Cancer de la prostate : la question de l’utilité du dépistage se pose
Généralement, le monde médical conseille fortement le dépistage, car, traiter au plus tôt une maladie, c’est accroître le taux de survie. Pour le cancer de la prostate, le discours n’est pas le même.
De l’ordre de 25.000 par an en 2009 et 2011, les prostatectomies (ablations de la prostate) ont chuté à 21.800 en 2012 pour atteindre 19.600 en 2014, précise l’étude publiée dans le Bulletin épidémiologique hebdomadaire (BEH) de l’Institut de veille sanitaire (InVS).
Réalisée par la Caisse nationale de l’assurance maladie des travailleurs salariés (Cnamts) et des médecins de l’Association française d’urologie, l’étude révèle également une baisse des dosages annuels du PSA (prostate specific antigen) chez les hommes de plus de 40 ans – qui sont passés de 30% en 2009 à 27% en 2014 – tandis que les biopsies ne concernent plus que 40.000 hommes en 2014 contre 60.000 en 2009.

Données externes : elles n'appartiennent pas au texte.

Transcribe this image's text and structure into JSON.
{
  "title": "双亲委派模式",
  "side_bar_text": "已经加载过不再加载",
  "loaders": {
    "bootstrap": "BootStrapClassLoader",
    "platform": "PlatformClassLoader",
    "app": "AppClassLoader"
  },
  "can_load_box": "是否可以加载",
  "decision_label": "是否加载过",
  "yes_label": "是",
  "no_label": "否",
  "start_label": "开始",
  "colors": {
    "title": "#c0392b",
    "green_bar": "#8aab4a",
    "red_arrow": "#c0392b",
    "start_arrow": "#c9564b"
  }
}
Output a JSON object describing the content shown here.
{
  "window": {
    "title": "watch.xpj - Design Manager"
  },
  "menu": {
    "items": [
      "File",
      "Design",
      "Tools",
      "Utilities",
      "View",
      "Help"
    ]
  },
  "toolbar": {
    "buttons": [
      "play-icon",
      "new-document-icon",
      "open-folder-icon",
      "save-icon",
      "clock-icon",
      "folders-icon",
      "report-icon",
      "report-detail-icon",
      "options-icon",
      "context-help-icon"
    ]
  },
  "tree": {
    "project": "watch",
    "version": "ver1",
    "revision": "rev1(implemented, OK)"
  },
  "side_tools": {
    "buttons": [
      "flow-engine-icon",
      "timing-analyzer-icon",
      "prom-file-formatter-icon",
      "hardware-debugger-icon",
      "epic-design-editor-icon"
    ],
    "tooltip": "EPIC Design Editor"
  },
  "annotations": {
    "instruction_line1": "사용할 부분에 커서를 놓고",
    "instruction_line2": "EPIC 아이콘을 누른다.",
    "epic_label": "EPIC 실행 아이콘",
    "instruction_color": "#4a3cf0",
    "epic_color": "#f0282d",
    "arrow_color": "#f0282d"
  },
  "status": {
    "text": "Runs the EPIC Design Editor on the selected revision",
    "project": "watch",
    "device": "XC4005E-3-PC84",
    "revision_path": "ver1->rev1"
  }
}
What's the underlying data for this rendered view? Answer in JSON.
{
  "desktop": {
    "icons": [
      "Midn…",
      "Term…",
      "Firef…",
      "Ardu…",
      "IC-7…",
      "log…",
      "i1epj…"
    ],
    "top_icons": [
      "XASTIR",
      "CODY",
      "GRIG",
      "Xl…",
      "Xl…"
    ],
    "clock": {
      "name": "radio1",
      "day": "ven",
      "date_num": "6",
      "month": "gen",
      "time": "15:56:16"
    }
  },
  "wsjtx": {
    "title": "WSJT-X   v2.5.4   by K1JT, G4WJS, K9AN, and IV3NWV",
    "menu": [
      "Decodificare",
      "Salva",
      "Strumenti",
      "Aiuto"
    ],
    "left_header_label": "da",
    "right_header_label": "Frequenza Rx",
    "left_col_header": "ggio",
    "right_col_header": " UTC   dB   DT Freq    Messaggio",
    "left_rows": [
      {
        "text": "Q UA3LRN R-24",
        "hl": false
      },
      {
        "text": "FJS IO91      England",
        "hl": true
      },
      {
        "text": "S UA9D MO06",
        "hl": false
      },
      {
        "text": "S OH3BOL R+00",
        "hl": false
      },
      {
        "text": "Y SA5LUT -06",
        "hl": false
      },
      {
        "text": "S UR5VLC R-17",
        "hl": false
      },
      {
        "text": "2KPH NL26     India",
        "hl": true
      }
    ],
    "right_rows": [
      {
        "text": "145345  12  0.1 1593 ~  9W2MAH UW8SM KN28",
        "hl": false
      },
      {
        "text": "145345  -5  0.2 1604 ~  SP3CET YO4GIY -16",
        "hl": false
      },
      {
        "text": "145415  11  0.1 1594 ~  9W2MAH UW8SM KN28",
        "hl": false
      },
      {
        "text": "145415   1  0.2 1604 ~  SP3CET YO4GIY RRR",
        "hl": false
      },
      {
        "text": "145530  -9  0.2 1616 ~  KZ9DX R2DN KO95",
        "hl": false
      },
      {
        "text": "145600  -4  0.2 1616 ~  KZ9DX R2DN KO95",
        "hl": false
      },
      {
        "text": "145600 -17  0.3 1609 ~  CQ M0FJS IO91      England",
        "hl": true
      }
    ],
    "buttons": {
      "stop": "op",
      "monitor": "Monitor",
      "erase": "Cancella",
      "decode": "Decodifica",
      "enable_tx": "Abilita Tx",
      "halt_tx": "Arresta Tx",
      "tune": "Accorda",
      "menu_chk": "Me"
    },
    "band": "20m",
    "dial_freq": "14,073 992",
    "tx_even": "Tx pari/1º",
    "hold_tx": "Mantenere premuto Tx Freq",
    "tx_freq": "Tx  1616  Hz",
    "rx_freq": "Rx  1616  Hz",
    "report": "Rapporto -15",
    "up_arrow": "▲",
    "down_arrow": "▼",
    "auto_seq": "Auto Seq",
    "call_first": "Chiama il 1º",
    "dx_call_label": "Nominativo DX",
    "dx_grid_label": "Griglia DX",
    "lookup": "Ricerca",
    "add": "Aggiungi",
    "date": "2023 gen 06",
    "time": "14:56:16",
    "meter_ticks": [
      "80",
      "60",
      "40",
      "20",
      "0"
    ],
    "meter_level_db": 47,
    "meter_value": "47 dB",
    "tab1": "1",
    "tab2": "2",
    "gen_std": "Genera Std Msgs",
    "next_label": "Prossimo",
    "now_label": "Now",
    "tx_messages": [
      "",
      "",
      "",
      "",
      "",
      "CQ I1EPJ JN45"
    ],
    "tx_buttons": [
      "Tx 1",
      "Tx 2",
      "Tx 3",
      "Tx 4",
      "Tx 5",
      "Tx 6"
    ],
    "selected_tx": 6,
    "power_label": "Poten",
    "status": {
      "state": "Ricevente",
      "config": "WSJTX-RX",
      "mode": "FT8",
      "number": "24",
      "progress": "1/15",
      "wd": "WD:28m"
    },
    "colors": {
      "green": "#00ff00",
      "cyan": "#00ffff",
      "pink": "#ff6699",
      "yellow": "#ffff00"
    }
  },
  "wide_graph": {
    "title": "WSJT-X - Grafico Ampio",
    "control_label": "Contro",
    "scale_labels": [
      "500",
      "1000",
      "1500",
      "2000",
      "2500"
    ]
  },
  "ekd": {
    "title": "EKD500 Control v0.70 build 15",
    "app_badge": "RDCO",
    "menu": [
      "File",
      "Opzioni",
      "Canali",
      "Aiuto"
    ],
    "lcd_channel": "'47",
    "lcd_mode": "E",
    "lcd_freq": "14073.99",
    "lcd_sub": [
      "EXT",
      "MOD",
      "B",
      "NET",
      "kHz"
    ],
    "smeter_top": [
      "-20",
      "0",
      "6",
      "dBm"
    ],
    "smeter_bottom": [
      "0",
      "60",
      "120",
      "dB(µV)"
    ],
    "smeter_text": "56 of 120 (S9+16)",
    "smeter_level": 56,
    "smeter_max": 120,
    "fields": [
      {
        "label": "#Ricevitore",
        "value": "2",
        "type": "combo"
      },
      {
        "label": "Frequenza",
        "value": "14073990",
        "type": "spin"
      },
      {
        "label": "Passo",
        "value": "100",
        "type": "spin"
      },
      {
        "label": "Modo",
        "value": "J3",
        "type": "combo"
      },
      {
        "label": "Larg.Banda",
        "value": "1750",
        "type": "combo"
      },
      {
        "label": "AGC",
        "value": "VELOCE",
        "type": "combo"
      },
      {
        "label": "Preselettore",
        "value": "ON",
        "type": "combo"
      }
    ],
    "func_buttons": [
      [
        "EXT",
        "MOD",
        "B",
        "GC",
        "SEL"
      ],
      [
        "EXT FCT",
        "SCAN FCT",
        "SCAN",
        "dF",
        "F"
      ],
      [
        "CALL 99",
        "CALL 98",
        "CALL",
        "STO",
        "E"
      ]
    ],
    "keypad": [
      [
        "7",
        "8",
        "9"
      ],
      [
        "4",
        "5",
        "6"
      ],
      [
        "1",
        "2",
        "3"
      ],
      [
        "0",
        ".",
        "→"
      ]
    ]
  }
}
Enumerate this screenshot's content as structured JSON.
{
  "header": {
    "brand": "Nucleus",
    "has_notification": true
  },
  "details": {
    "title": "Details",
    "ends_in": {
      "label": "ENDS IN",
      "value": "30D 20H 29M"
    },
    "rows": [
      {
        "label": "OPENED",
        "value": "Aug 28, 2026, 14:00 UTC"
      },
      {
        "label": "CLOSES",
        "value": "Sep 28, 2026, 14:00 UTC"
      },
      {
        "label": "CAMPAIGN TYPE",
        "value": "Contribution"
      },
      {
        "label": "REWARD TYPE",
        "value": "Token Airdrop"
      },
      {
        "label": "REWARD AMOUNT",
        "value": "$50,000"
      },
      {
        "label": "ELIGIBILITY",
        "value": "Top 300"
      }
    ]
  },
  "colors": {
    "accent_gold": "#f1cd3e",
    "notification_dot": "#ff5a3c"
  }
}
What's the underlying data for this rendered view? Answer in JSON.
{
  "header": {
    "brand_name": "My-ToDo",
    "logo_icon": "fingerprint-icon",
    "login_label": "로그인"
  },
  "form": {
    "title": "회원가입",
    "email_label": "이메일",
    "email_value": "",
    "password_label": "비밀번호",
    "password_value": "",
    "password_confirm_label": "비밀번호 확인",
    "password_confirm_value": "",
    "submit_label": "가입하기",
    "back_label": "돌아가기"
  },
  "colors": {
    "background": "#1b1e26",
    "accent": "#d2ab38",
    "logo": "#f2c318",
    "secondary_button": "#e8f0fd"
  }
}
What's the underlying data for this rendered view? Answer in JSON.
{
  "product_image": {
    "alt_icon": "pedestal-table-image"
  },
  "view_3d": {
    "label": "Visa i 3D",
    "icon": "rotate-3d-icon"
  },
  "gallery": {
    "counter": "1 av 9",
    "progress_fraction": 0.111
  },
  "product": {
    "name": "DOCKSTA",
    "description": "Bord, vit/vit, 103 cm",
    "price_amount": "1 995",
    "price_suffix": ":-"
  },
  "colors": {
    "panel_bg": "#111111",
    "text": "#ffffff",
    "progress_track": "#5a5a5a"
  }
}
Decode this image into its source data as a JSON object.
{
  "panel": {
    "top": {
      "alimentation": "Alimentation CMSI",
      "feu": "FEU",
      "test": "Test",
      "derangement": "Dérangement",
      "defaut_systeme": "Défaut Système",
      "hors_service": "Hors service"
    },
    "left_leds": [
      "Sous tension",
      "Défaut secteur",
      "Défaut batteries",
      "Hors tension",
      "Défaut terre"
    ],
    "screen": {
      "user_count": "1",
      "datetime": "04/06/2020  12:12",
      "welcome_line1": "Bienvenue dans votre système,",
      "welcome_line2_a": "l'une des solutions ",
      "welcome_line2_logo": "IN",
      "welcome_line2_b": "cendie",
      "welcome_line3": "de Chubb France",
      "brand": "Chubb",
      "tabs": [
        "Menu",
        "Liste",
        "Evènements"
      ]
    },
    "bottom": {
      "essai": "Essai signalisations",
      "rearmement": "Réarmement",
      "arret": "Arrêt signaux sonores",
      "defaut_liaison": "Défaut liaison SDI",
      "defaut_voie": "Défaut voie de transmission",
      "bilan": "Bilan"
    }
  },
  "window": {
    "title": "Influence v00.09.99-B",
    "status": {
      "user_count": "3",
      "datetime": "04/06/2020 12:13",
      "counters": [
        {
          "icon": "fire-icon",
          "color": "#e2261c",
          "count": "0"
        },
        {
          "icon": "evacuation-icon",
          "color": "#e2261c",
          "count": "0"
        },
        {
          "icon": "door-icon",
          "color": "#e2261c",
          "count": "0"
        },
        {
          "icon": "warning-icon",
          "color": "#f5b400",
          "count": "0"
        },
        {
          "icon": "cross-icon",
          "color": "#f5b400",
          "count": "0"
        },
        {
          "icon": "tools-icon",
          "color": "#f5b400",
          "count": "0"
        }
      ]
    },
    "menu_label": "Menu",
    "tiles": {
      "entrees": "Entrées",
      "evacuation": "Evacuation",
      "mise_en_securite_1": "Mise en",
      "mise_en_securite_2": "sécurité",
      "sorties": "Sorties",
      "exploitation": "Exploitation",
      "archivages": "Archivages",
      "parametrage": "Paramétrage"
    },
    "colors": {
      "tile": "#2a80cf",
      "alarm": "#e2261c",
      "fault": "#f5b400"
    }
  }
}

Un dépistage susceptible d’entraîner un sur-traitement
Pour de nombreuses maladies, les professionnels de la Santé ne cessent d’informer les Français. Ces derniers doivent suivre régulièrement les directives en matière de dépistage pour accroître les chances de guérison. En effet, en prenant la maladie dès le premier stade, il sera plus facile de l’éradiquer. Toutefois, nous apprenons que le discours pour le cancer de la prostate n’est pas identique. Le dépistage aurait tendance à être accompagné d’un risque de sur-traitement. Il ne comporterait donc pas autant de bénéfices que prévu.
Mieux informer et moins dépister le cancer de la prostate ?
La question de l’utilité se pose, la réponse de l’Assurance maladie et de l’Institut national du cancer est très simple. Ce dépistage comporterait plus de risques, mais la décision d’un tel dépistage demande une réelle réflexion. Dès 50 ans, les hommes doivent être informés des risques encourus par rapport à la prostate, mais il serait inutile d’opter pour le diagnostic sans quelques informations au préalable. Ce ne sont pas les seuls qui doivent être informés de la situation, l’Institut national du cancer estime que les médecins sont eux aussi invités à se documenter sur le rapport risque/bénéfice du dépistage du cancer de la prostate.
Les désagréments du traitement du cancer de la prostate
Cette version des faits est assez surprenante puisqu’elle va à l’encontre de celle transmise par les urologues. Cette affaire est de ce fait complexe, car si les professionnels de la Santé ne peuvent pas renseigner les patients, qui pourra le faire ? L’Assurance maladie et l’Inca sont conscients de ce contexte flou, ils ont donc proposé des brochures. Elles visent à renseigner toutes les parties dans le but d’effectuer le choix le plus judicieux. Les hommes pourront également connaitre les différentes méthodes de dépistage : le dosage du PSA et le toucher rectal. Si les premières analyses sont positives, il est indispensable d’effectuer une biopsie. Le patient subit ainsi une anesthésie locale, les médecins procèdent au prélèvement d’un échantillon de la prostate.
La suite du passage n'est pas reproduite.